Share this article on:
Fred Finch Youth Center has issued data breach notices announcing one of its facilities has suffered a burglary that has potentially exposed the Protected Health Information (PHI) of 6,871 individuals.
Fred Finch operates youth centers in Alameda, Contra Costa, San Mateo, and San Diego Counties. The San Diego County facility was targeted by thieves, who gained access to the property by forcing open a locked window on April 4 or 5, 2015. The staff discovered the burglary on April 6 and realized that “several pieces of computer equipment” had been stolen. Some of that equipment contained information protected under the Health Insurance Portability and Accountability Act.
The information stored on the computer equipment included full names, dates of birth, Social Security numbers and treatment information. An undisclosed number of Medi-Cal numbers were also stored in the records. The breach notice confirms that protections are in place which should keep the information secure; however the data stored on the devices was not encrypted.
The equipment had “technical protections (including complex passwords and advanced electronic storage processes)” according to the breach notice. It also says “there is a chance that a person with sufficient technical skill could defeat the security measures.”
Fred Finch has taken action to mitigate any damage caused and is offering all affected individuals identity theft protection services for a period of 12 months. Instructions on how to take advantage of these services have been provided along with additional actions that can be taken to protect against identify fraud. All affected individuals are in the process of being notified by mail.
HIPAA Regulations and the Breach Response
If PHI is potentially exposed along with personally identifiable information, HIPAA regulations demand that all affected individuals are notified of the breach by mail. A media notice should be posted and the breach reported to the Department of Health and Human Services’ Office for Civil Rights (OCR). Covered entities have up to two months (60 days) in order to make the breach report.

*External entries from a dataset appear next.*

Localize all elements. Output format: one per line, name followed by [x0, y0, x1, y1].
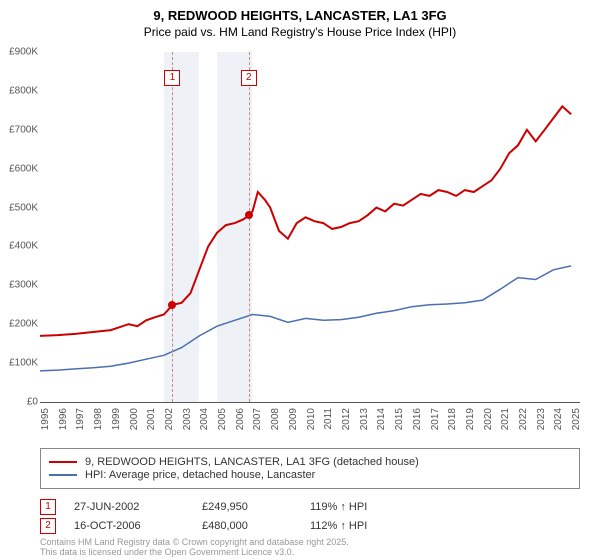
x-tick-label: 2009: [288, 408, 299, 430]
x-tick-label: 2007: [252, 408, 263, 430]
transactions-table: 1 27-JUN-2002 £249,950 119% ↑ HPI 2 16-OCT-20…: [40, 496, 580, 537]
sale-marker-box: 1: [164, 70, 180, 86]
x-tick-label: 2004: [199, 408, 210, 430]
footer-attribution: Contains HM Land Registry data © Crown c…: [40, 538, 349, 558]
y-tick-label: £200K: [0, 319, 38, 330]
legend-label: HPI: Average price, detached house, Lanc…: [85, 469, 315, 481]
x-tick-label: 2000: [129, 408, 140, 430]
y-tick-label: £700K: [0, 124, 38, 135]
x-tick-label: 2012: [341, 408, 352, 430]
y-tick-label: £100K: [0, 358, 38, 369]
x-tick-label: 1995: [40, 408, 51, 430]
x-tick-label: 2023: [536, 408, 547, 430]
sale-marker-dot: [245, 211, 253, 219]
x-tick-label: 2005: [217, 408, 228, 430]
x-tick-label: 2001: [146, 408, 157, 430]
y-tick-label: £300K: [0, 280, 38, 291]
y-tick-label: £400K: [0, 241, 38, 252]
x-tick-label: 2022: [518, 408, 529, 430]
x-tick-label: 1996: [58, 408, 69, 430]
transaction-row: 1 27-JUN-2002 £249,950 119% ↑ HPI: [40, 499, 580, 515]
title-line1: 9, REDWOOD HEIGHTS, LANCASTER, LA1 3FG: [0, 8, 600, 23]
x-tick-label: 2002: [164, 408, 175, 430]
y-tick-label: £800K: [0, 85, 38, 96]
transaction-marker: 1: [40, 499, 56, 515]
y-tick-label: £0: [0, 397, 38, 408]
x-tick-label: 2003: [182, 408, 193, 430]
legend: 9, REDWOOD HEIGHTS, LANCASTER, LA1 3FG (…: [40, 448, 580, 489]
chart-title: 9, REDWOOD HEIGHTS, LANCASTER, LA1 3FG P…: [0, 0, 600, 39]
x-tick-label: 2008: [270, 408, 281, 430]
legend-label: 9, REDWOOD HEIGHTS, LANCASTER, LA1 3FG (…: [85, 456, 419, 468]
transaction-price: £480,000: [202, 520, 292, 532]
y-tick-label: £500K: [0, 202, 38, 213]
x-tick-label: 2016: [412, 408, 423, 430]
legend-item: HPI: Average price, detached house, Lanc…: [49, 469, 571, 481]
chart-plot-area: £0£100K£200K£300K£400K£500K£600K£700K£80…: [40, 52, 580, 403]
x-tick-label: 2019: [465, 408, 476, 430]
x-tick-label: 1997: [75, 408, 86, 430]
transaction-price: £249,950: [202, 501, 292, 513]
x-tick-label: 2010: [306, 408, 317, 430]
series-line-red: [40, 106, 571, 336]
x-tick-label: 2018: [447, 408, 458, 430]
x-axis: 1995 1996 1997 1998 1999 2000 2001 2002 2003 2004…: [40, 404, 580, 444]
x-tick-label: 2015: [394, 408, 405, 430]
series-line-blue: [40, 266, 571, 371]
y-tick-label: £900K: [0, 47, 38, 58]
sale-marker-dot: [168, 301, 176, 309]
x-tick-label: 1999: [111, 408, 122, 430]
transaction-marker: 2: [40, 518, 56, 534]
x-tick-label: 2025: [571, 408, 582, 430]
x-tick-label: 2014: [376, 408, 387, 430]
transaction-date: 27-JUN-2002: [74, 501, 184, 513]
x-tick-label: 2011: [323, 408, 334, 430]
transaction-hpi: 119% ↑ HPI: [310, 501, 410, 513]
legend-swatch: [49, 461, 77, 463]
x-tick-label: 2024: [553, 408, 564, 430]
footer-line2: This data is licensed under the Open Gov…: [40, 548, 349, 558]
y-tick-label: £600K: [0, 163, 38, 174]
legend-item: 9, REDWOOD HEIGHTS, LANCASTER, LA1 3FG (…: [49, 456, 571, 468]
transaction-row: 2 16-OCT-2006 £480,000 112% ↑ HPI: [40, 518, 580, 534]
x-tick-label: 2006: [235, 408, 246, 430]
chart-lines-svg: [40, 52, 580, 402]
x-tick-label: 1998: [93, 408, 104, 430]
legend-swatch: [49, 474, 77, 476]
x-tick-label: 2017: [430, 408, 441, 430]
sale-marker-line: [249, 52, 250, 402]
sale-marker-box: 2: [241, 70, 257, 86]
title-line2: Price paid vs. HM Land Registry's House …: [0, 25, 600, 39]
x-tick-label: 2013: [359, 408, 370, 430]
sale-marker-line: [172, 52, 173, 402]
transaction-hpi: 112% ↑ HPI: [310, 520, 410, 532]
x-tick-label: 2020: [483, 408, 494, 430]
x-tick-label: 2021: [500, 408, 511, 430]
transaction-date: 16-OCT-2006: [74, 520, 184, 532]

Fred Finch announced the breach two full calendar months after the breach occurred. While the notice appears to have been posted within the deadline, HIPAA regulations also state that covered entities should issue breach notices in a timely manner, “without unnecessary delay.”
The breach notice states that Fred Finch “is sharing this information through letters to affected individuals,” indicating that some will likely receive their breach notices later than two months after the incident was discovered, and five months after the incident occurred. It is not clear why Fred Finch delayed issuing the breach notice and notifying the OCR until June 5.

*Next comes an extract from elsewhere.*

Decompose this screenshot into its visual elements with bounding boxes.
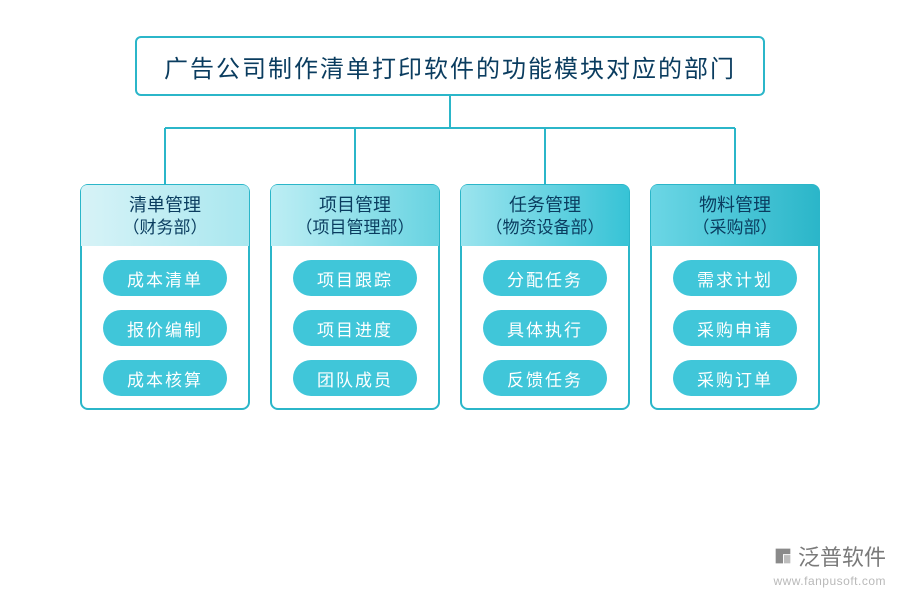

Delayed breach responses suggest unpreparedness for a data breach and leaving breach notices to the last minute invites close scrutiny of compliance efforts by HIPAA regulators. The compliance audits are fast approaching and the OCR has yet to select all organizations for audit. Any organization suffering a data breach should therefore make every effort to ensure that the breach is investigated and reported promptly; if OCR attention is to be avoided.